Sans doute, ses Opérations-Performance ont tendance à masquer le reste du travail et c’est là le plus grand danger qu’elle a artistiquement et physiquement affronté. Dans leur radicalité de telles interventions (qui il faut le rappeler n’avaient jamais été faites) ont entraîné dans son propre corps comme dans le corps social diverses réactions épidermiques et de rejets énormes - plus particulièrement dans le milieu de l’art français. Toutefois, après plusieurs rétrospectives, le milieu artistique s’est rendu compte que Orlan avait toute une oeuvre derrière elle des années 64 jusqu’à aujourd’hui. Certes ces opérations «spectaculaires » ont effacé toutes les oeuvres précédentes et même les suivantes. Par exemple, l’exposition de ses Self- Hybridations précolombiennes (travail d’hybridation de son visage avec de la statuaire Maya, Aztèque, Olmèque) est passée sinon inaperçue du moins a été perçue comme un nouvel avatar de ses opérations chirurgicales. Et il est à noter, qu’aujourd’hui encore, Orlan retrouve son véritable statut d’artiste uniquement lorsqu’elle fait de la sculpture qu’on ne peut rattacher à une quelconque performance.

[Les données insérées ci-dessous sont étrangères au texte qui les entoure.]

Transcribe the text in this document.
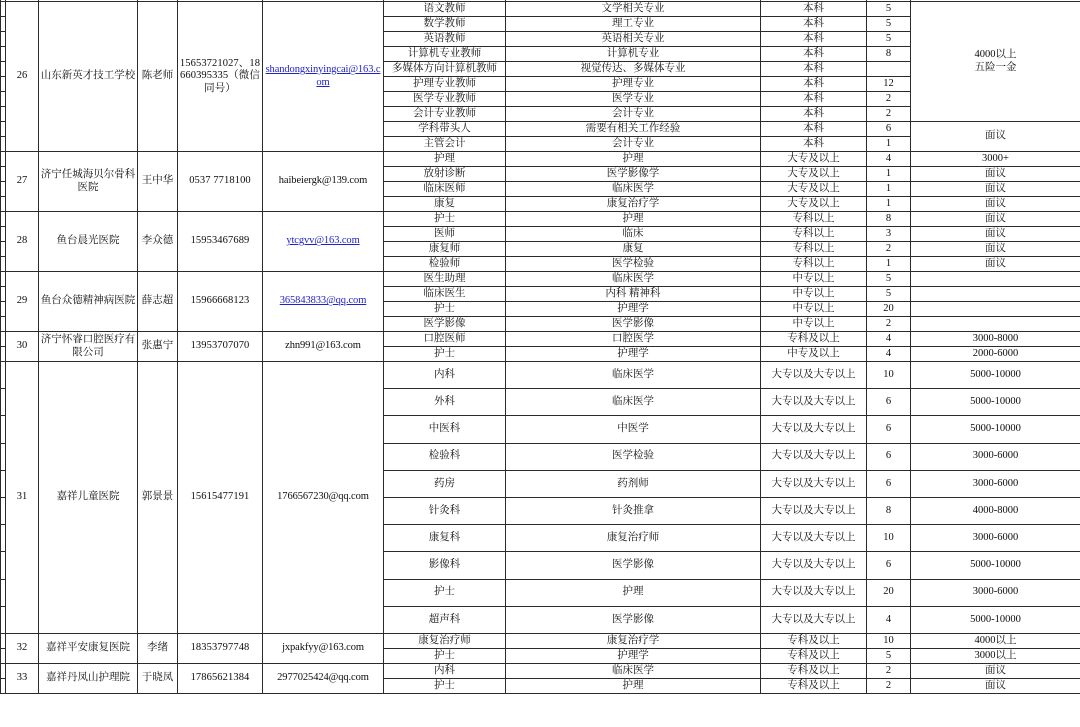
	26	山东新英才技工学校	陈老师	15653721027、18660395335（微信同号）	shandongxinyingcai@163.com	语文教师	文学相关专业	本科	5	4000以上
五险一金
						数学教师	理工专业	本科	5	
						英语教师	英语相关专业	本科	5	
						计算机专业教师	计算机专业	本科	8	
						多媒体方向计算机教师	视觉传达、多媒体专业	本科		
						护理专业教师	护理专业	本科	12	
						医学专业教师	医学专业	本科	2	
						会计专业教师	会计专业	本科	2	
						学科带头人	需要有相关工作经验	本科	6	面议
						主管会计	会计专业	本科	1	
	27	济宁任城海贝尔骨科医院	王中华	0537 7718100	haibeiergk@139.com	护理	护理	大专及以上	4	3000+
						放射诊断	医学影像学	大专及以上	1	面议
						临床医师	临床医学	大专及以上	1	面议
						康复	康复治疗学	大专及以上	1	面议
	28	鱼台晨光医院	李众德	15953467689	ytcgvv@163.com	护士	护理	专科以上	8	面议
						医师	临床	专科以上	3	面议
						康复师	康复	专科以上	2	面议
						检验师	医学检验	专科以上	1	面议
	29	鱼台众德精神病医院	薛志超	15966668123	365843833@qq.com	医生助理	临床医学	中专以上	5	
						临床医生	内科 精神科	中专以上	5	
						护士	护理学	中专以上	20	
						医学影像	医学影像	中专以上	2	
	30	济宁怀睿口腔医疗有限公司	张惠宁	13953707070	zhn991@163.com	口腔医师	口腔医学	专科及以上	4	3000-8000
						护士	护理学	中专及以上	4	2000-6000
	31	嘉祥儿童医院	郭景景	15615477191	1766567230@qq.com	内科	临床医学	大专以及大专以上	10	5000-10000
						外科	临床医学	大专以及大专以上	6	5000-10000
						中医科	中医学	大专以及大专以上	6	5000-10000
						检验科	医学检验	大专以及大专以上	6	3000-6000
						药房	药剂师	大专以及大专以上	6	3000-6000
						针灸科	针灸推拿	大专以及大专以上	8	4000-8000
						康复科	康复治疗师	大专以及大专以上	10	3000-6000
						影像科	医学影像	大专以及大专以上	6	5000-10000
						护士	护理	大专以及大专以上	20	3000-6000
						超声科	医学影像	大专以及大专以上	4	5000-10000
	32	嘉祥平安康复医院	李绪	18353797748	jxpakfyy@163.com	康复治疗师	康复治疗学	专科及以上	10	4000以上
						护士	护理学	专科及以上	5	3000以上
	33	嘉祥丹凤山护理院	于晓凤	17865621384	2977025424@qq.com	内科	临床医学	专科及以上	2	面议
						护士	护理	专科及以上	2	面议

L’idée centrale de l’oeuvre d’Orlan reste pourtant aussi simple que capitale: montrer ce qui est caché. Et lorsqu’elle a fait ses opérations elle a proposé à la Galerie Sandra Gering à New York: 40 diptyques sur lesquels chaque jour était photographiée la tête des jours post-opératoire tenant à montrer ce qui d’habitude est caché : « On montre toujours l’avant et l’après. Moi, ce qui était important, c’était le processus. Pendant ces 40 jours, le corps fait une espèce de Self-Hybridations- Autoportrait lui-même, en étant du côté de la sculpture et de la couleur puisqu’il change de couleur et de forme de manière extrêmement violente » précise Orlan. Et toute son oeuvre devint une mise en relation de l’autoportrait entre la machinecorps et l’autoportrait fait par la machineordinateur (puisqu’il y avait aussi des photos faites par ordinateur dans ces diptyques). Et Orlan de préciser encore ce point important: «Tout mon travail a été basé sur le « et ». Notre culture judéo-chrétienne nous demande toujours de sataniser une des parties et de dire «ou» le Bien «ou» le Mal. J’ai travaillé pendant 15 ans sur le baroque où l’on voit la Sainte Thérèse en extase à la fois extatique et érotique qui jouit de la flèche de l’ange. C’est montré dans le baroque, on montre le Bien «et» et le Mal en même temps. Ce fameux « ou » donne dans nos métiers, la sculpture en marbre de Carrare «ou» les nouvelles technologies, la peinture « ou » la vidéo. J’ai essayé dans tout mon travail de rebondir d’un médium à un autre, en essayant d’inscrire de la manière la plus juste, une idée, un concept et d’essayer de trouver ensuite dans quelle matérialité elle serait plus juste, elle dirait le plus de choses possibles ». Orlan, afin de montrer le caché, le dessous des bandes et des cartes s’est donc toujours placée dans le « et », au niveau des pratiques artistiques mais aussi, dans le public «et» le privé, le beau «et» le laid, l’ancien «et» l’actuel.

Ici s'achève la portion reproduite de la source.